Life is strange. You live through it everyday, making many of the same choices, doing the same things. I think we often take for granted just what it means to live life to the fullest. At least, I did. I was in for a rather rude awakening when a friend of mine passed away last week. It started off as just another typical day in the life of Colton: going to work at my retail job, a Starbucks iced tea in hand, when I found out that she was gone.
I’d never experienced the pang of losing a friend before. It became impossible for me to recreate the memories we shared because it felt like someone was trying to rip her out of them and replace her with this looming black shadow, coming to swallow me in this pool of spiraling depression. So what did I do? I cried. I cried so much that several customers actually asked if I was okay, and if they needed to fetch my supervisor for me. I should have been embarrassed, but instead, all I could think of was how much I wanted to cry more, just to try to drown the pain.

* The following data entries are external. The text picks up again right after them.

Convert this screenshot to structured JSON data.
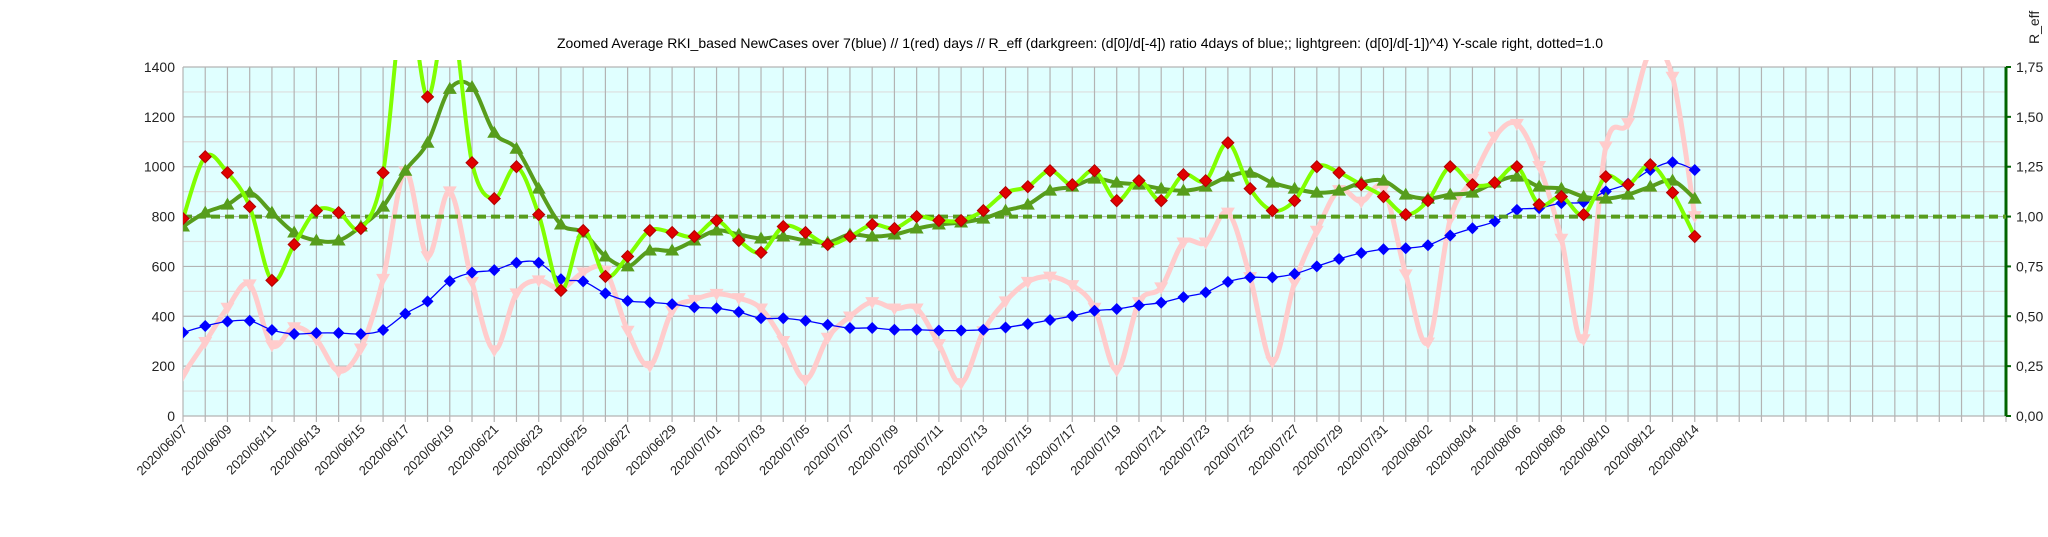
{
  "chart_data": {
    "type": "line",
    "title": "Zoomed Average RKI_based NewCases over 7(blue) // 1(red) days //  R_eff (darkgreen: (d[0]/d[-4]) ratio 4days of blue;; lightgreen: (d[0]/d[-1])^4) Y-scale right, dotted=1.0",
    "y2label": "R_eff",
    "ylim": [
      0,
      1400
    ],
    "yticks": [
      "0",
      "200",
      "400",
      "600",
      "800",
      "1000",
      "1200",
      "1400"
    ],
    "y2lim": [
      0,
      1.75
    ],
    "y2ticks": [
      "0,00",
      "0,25",
      "0,50",
      "0,75",
      "1,00",
      "1,25",
      "1,50",
      "1,75"
    ],
    "xlim": [
      "2020/06/07",
      "2020/08/28"
    ],
    "grid": true,
    "reference_line": {
      "axis": "right",
      "value": 1.0,
      "style": "dotted",
      "color": "#579d1c"
    },
    "colors": {
      "plot_background": "#e0ffff",
      "blue": "#0000ff",
      "pink": "#ffcccc",
      "lightgreen": "#80ff00",
      "darkgreen": "#579d1c",
      "red_marker": "#e00000",
      "right_axis": "#006400"
    },
    "x": [
      "2020/06/07",
      "2020/06/08",
      "2020/06/09",
      "2020/06/10",
      "2020/06/11",
      "2020/06/12",
      "2020/06/13",
      "2020/06/14",
      "2020/06/15",
      "2020/06/16",
      "2020/06/17",
      "2020/06/18",
      "2020/06/19",
      "2020/06/20",
      "2020/06/21",
      "2020/06/22",
      "2020/06/23",
      "2020/06/24",
      "2020/06/25",
      "2020/06/26",
      "2020/06/27",
      "2020/06/28",
      "2020/06/29",
      "2020/06/30",
      "2020/07/01",
      "2020/07/02",
      "2020/07/03",
      "2020/07/04",
      "2020/07/05",
      "2020/07/06",
      "2020/07/07",
      "2020/07/08",
      "2020/07/09",
      "2020/07/10",
      "2020/07/11",
      "2020/07/12",
      "2020/07/13",
      "2020/07/14",
      "2020/07/15",
      "2020/07/16",
      "2020/07/17",
      "2020/07/18",
      "2020/07/19",
      "2020/07/20",
      "2020/07/21",
      "2020/07/22",
      "2020/07/23",
      "2020/07/24",
      "2020/07/25",
      "2020/07/26",
      "2020/07/27",
      "2020/07/28",
      "2020/07/29",
      "2020/07/30",
      "2020/07/31",
      "2020/08/01",
      "2020/08/02",
      "2020/08/03",
      "2020/08/04",
      "2020/08/05",
      "2020/08/06",
      "2020/08/07",
      "2020/08/08",
      "2020/08/09",
      "2020/08/10",
      "2020/08/11",
      "2020/08/12",
      "2020/08/13",
      "2020/08/14"
    ],
    "xtick_labels": [
      "2020/06/07",
      "2020/06/09",
      "2020/06/11",
      "2020/06/13",
      "2020/06/15",
      "2020/06/17",
      "2020/06/19",
      "2020/06/21",
      "2020/06/23",
      "2020/06/25",
      "2020/06/27",
      "2020/06/29",
      "2020/07/01",
      "2020/07/03",
      "2020/07/05",
      "2020/07/07",
      "2020/07/09",
      "2020/07/11",
      "2020/07/13",
      "2020/07/15",
      "2020/07/17",
      "2020/07/19",
      "2020/07/21",
      "2020/07/23",
      "2020/07/25",
      "2020/07/27",
      "2020/07/29",
      "2020/07/31",
      "2020/08/02",
      "2020/08/04",
      "2020/08/06",
      "2020/08/08",
      "2020/08/10",
      "2020/08/12",
      "2020/08/14"
    ],
    "series": [
      {
        "key": "pink",
        "axis": "left",
        "marker": "triangle-down",
        "values": [
          166,
          297,
          434,
          528,
          284,
          356,
          307,
          179,
          271,
          550,
          981,
          641,
          901,
          538,
          264,
          492,
          544,
          510,
          576,
          583,
          342,
          201,
          421,
          466,
          490,
          473,
          431,
          301,
          145,
          314,
          399,
          457,
          431,
          431,
          288,
          132,
          340,
          460,
          538,
          559,
          525,
          434,
          184,
          457,
          516,
          696,
          696,
          816,
          557,
          217,
          535,
          743,
          906,
          860,
          912,
          568,
          295,
          789,
          951,
          1120,
          1172,
          1003,
          711,
          308,
          1081,
          1175,
          1460,
          1361,
          802
        ]
      },
      {
        "key": "blue",
        "axis": "left",
        "marker": "diamond",
        "values": [
          335,
          361,
          379,
          382,
          345,
          329,
          333,
          333,
          329,
          345,
          410,
          460,
          541,
          575,
          585,
          615,
          615,
          549,
          540,
          492,
          462,
          456,
          449,
          436,
          432,
          417,
          392,
          392,
          382,
          366,
          353,
          353,
          346,
          346,
          343,
          343,
          346,
          355,
          369,
          385,
          401,
          422,
          429,
          444,
          455,
          477,
          496,
          538,
          556,
          556,
          570,
          600,
          630,
          654,
          669,
          673,
          685,
          724,
          753,
          780,
          827,
          834,
          854,
          858,
          901,
          932,
          987,
          1018,
          987
        ]
      },
      {
        "key": "darkgreen",
        "axis": "right",
        "marker": "triangle-up",
        "values": [
          0.95,
          1.02,
          1.06,
          1.12,
          1.02,
          0.92,
          0.88,
          0.88,
          0.95,
          1.05,
          1.23,
          1.37,
          1.64,
          1.65,
          1.42,
          1.34,
          1.14,
          0.96,
          0.92,
          0.8,
          0.75,
          0.83,
          0.83,
          0.88,
          0.93,
          0.91,
          0.89,
          0.9,
          0.88,
          0.87,
          0.91,
          0.9,
          0.91,
          0.94,
          0.96,
          0.97,
          0.99,
          1.03,
          1.06,
          1.13,
          1.15,
          1.19,
          1.17,
          1.16,
          1.14,
          1.13,
          1.15,
          1.2,
          1.22,
          1.17,
          1.14,
          1.12,
          1.13,
          1.17,
          1.18,
          1.11,
          1.09,
          1.11,
          1.12,
          1.17,
          1.2,
          1.15,
          1.14,
          1.1,
          1.09,
          1.11,
          1.15,
          1.18,
          1.09
        ]
      },
      {
        "key": "lightgreen",
        "axis": "right",
        "marker": "red-diamond",
        "values": [
          0.99,
          1.3,
          1.22,
          1.05,
          0.68,
          0.86,
          1.03,
          1.02,
          0.94,
          1.22,
          2.13,
          1.6,
          2.06,
          1.27,
          1.09,
          1.25,
          1.01,
          0.63,
          0.93,
          0.7,
          0.8,
          0.93,
          0.92,
          0.9,
          0.98,
          0.88,
          0.82,
          0.95,
          0.92,
          0.86,
          0.9,
          0.96,
          0.94,
          1.0,
          0.98,
          0.98,
          1.03,
          1.12,
          1.15,
          1.23,
          1.16,
          1.23,
          1.08,
          1.18,
          1.08,
          1.21,
          1.18,
          1.37,
          1.14,
          1.03,
          1.08,
          1.25,
          1.22,
          1.16,
          1.1,
          1.01,
          1.08,
          1.25,
          1.16,
          1.17,
          1.25,
          1.06,
          1.1,
          1.01,
          1.2,
          1.16,
          1.26,
          1.12,
          0.9
        ]
      }
    ]
  }
}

As the last week has gone on, however, I’ve come to realize that dwelling on what makes me sad will get me absolutely nowhere. I’ve had to tell myself that no one — least of all me — benefits from sitting around, trying to make myself feel even worse about something that I had no power to change. What I’ve come to realize instead is that life is so easy to forget about. We wake up; we go to class; we have our jobs, our families, our hobbies, and we forget about just how special all of these little things are. We forget to take chances and embrace changes that come our way. We lose ourselves in the familiarity. We stick to what we’re used to. But I’ve decided that’s no longer what I want.

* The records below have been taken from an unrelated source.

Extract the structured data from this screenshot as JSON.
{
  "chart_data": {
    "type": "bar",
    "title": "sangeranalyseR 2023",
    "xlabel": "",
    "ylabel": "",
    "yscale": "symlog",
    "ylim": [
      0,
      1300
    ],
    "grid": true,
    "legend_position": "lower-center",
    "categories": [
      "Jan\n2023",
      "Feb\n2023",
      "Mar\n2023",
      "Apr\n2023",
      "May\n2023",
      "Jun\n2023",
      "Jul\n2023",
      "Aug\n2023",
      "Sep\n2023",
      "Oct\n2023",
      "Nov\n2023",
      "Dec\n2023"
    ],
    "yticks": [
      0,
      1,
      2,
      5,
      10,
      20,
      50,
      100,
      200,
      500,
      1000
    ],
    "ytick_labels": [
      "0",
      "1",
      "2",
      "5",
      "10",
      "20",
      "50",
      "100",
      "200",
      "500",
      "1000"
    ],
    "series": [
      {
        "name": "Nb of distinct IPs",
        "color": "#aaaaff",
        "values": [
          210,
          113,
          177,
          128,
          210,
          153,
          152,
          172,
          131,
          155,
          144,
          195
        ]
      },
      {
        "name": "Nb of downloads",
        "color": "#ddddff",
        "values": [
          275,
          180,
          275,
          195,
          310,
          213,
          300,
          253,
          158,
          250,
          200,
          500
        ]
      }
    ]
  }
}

Everyone always says that there’s always tomorrow. You’ll always have another chance to change the course of your life. But that’s the thing about tomorrow; maybe it doesn’t come in the way that you anticipated, or maybe it doesn’t even come at all. This is why I want to start making every tomorrow — rather, every today — I have count. I don’t want to miss out on anything this precious life has to offer me. And I have my friend to thank for that.